Users could submit fake reports, defamatory descriptions, or photos of private property. Mitigation: server-side rate limiting (max 10 reports/hour/user), bot honeypot, content moderation queue for cluster-escalations, RLS-enforced ownership, ability to flag and remove reports.
If Anthropic raises Claude pricing significantly, AI costs could become a meaningful line item. Mitigation: AI cache table (identical analyses are not re-run), photo downsampling before upload, ability to swap AI providers (Gemini, OpenAI, local model) via the centralized AI service abstraction.
Apple or Google could reject the app for unspecified reasons. Mitigation: the product is conservatively designed (no novel APIs, no controversial content, no in-app purchases on launch), the metadata is professional, and we have multiple submission pathways (ad-supported, ad-free, web-only fallback).
One developer is the entire engineering team. Mitigation: code is well-documented (ARCHITECTURE.html), open-source where possible, commit history is public, secrets are managed in Supabase Vault and recoverable. A new engineer could ramp in days, not months.
| Line item | Year 1 | Notes |
|---|---|---|
| Founder stipend (12 mo, part-time) | $36,000 | $3K/mo — modest. Enables full-time focus on the project. |
| Apple Developer Program | $99 | Required for iOS App Store |
| Google Play Console | $0 | Already paid one-time fee |
| Domain & DNS | $120 | fault-line.dev + email routing |
| AI inference (Claude) | $300 | Conservative estimate at projected scale |
| Supabase + Resend scale-up | $700 | For when free tiers are exhausted at ~10K MAU |
| Professional brand identity | $5,000 | Logo, app icon, color system, brand guidelines |
| Design contract work | $3,000 | App store screenshots, marketing graphics, accessibility audit |
| Marketing & PR | $8,000 | Press kit, paid local-press placements, podcast sponsorships |
| Conferences & travel | $3,000 | Code for America Summit, civic-tech conferences for partnerships |
| Legal & accounting | $2,500 | LLC setup, contractor agreements, basic IP |
| Reserve / contingency | $10,000 | ~10% buffer for the unknown |
| TOTAL (Year 1) | $68,719 | Mid-range case |
The mid-range Year 1 budget of ~$70K is the realistic minimum for credible execution.
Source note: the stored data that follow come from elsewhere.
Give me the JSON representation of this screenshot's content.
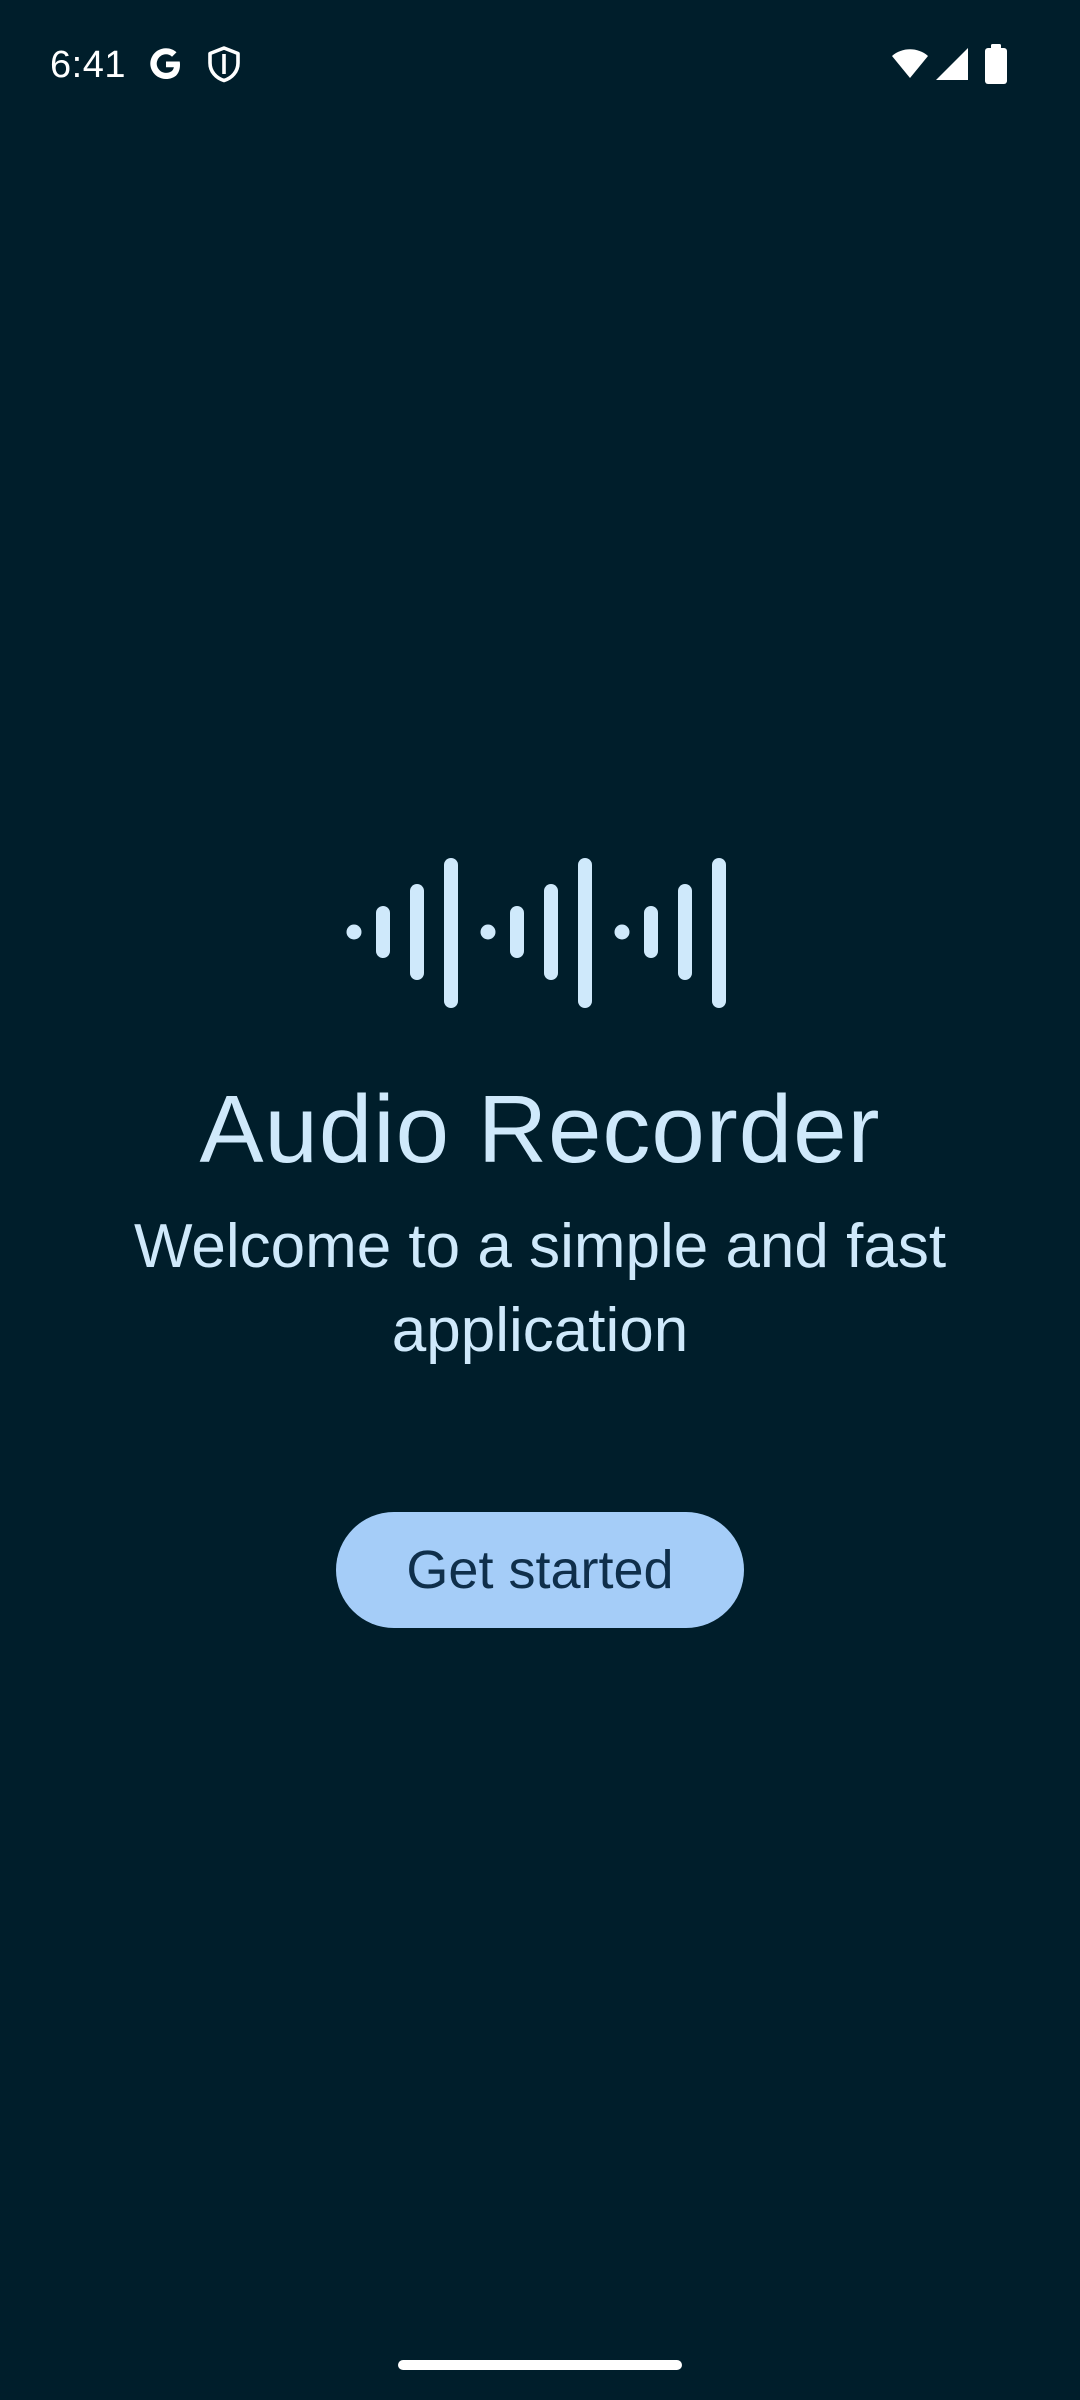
{
  "status_bar": {
    "time": "6:41",
    "left_icons": [
      "google-g-icon",
      "shield-icon"
    ],
    "right_icons": [
      "wifi-icon",
      "cell-signal-icon",
      "battery-icon"
    ]
  },
  "welcome": {
    "logo_icon": "sound-wave-icon",
    "title": "Audio Recorder",
    "subtitle": "Welcome to a simple and fast application",
    "cta_label": "Get started"
  },
  "colors": {
    "background": "#001e2b",
    "accent_text": "#cfe9fb",
    "button_bg": "#a5cdf8",
    "button_text": "#0f2f4b"
  }
}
The lean case (~$50K) cuts the founder stipend in half and trims the marketing line. The aggressive case (~$150K) doubles the founder stipend, adds a part-time mobile engineer for the second half of the year, and triples marketing.
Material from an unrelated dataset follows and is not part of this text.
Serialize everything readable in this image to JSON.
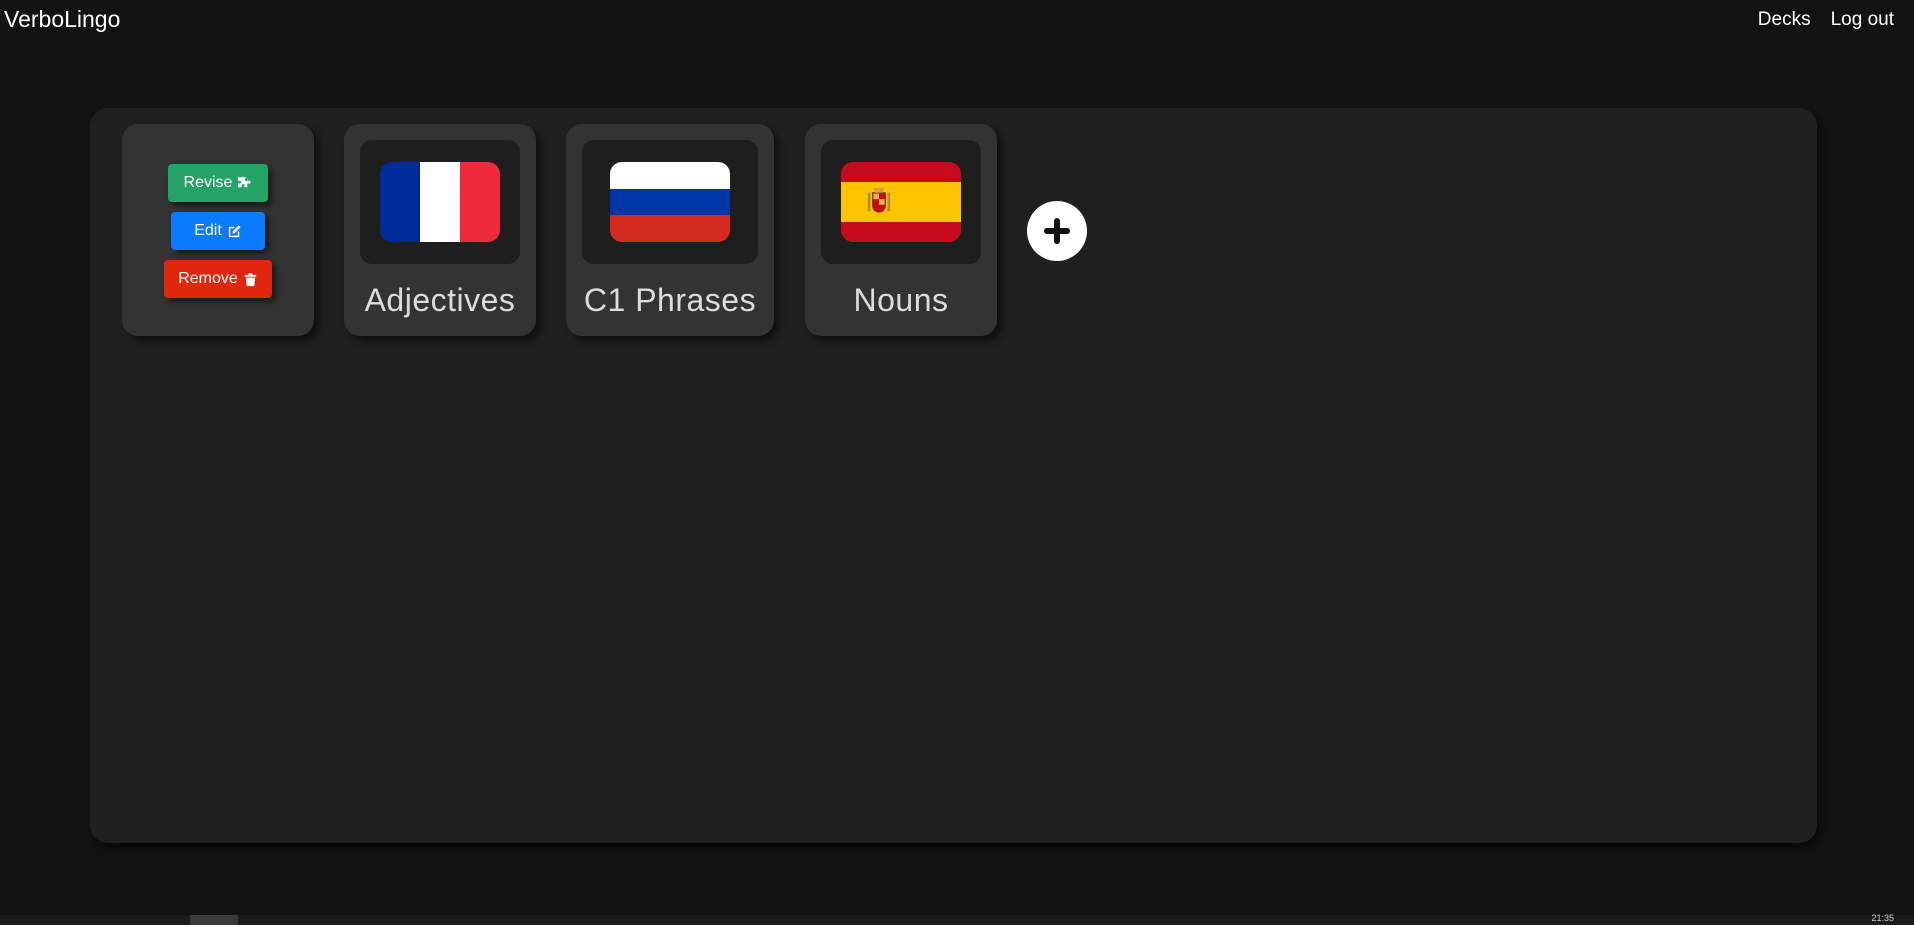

Capital sources we are pursuing in priority order: Knight Foundation civic-tech grants, MacArthur Award for Creative & Effective Institutions, Ford Foundation civic engagement, Code for America grants, local/state civic innovation programs, and finally impact-focused angel investors if grant capital is insufficient. We are not pursuing traditional venture capital because the company structure (long-term sustainability, low burn, no high-growth obligations) is misaligned with VC return expectations.
Most startups optimize for an exit. Fault Line is built for the opposite: indefinite sustainable operation on lean revenue, with no acquisition pressure. The cost structure, the funding sources, and the founder mission all push in the same direction.
That said, a few realistic outcomes:
Whatever the path, the design constraint is the same: the consumer-facing app must remain free and uncompromised. Every other commercial decision is downstream of that.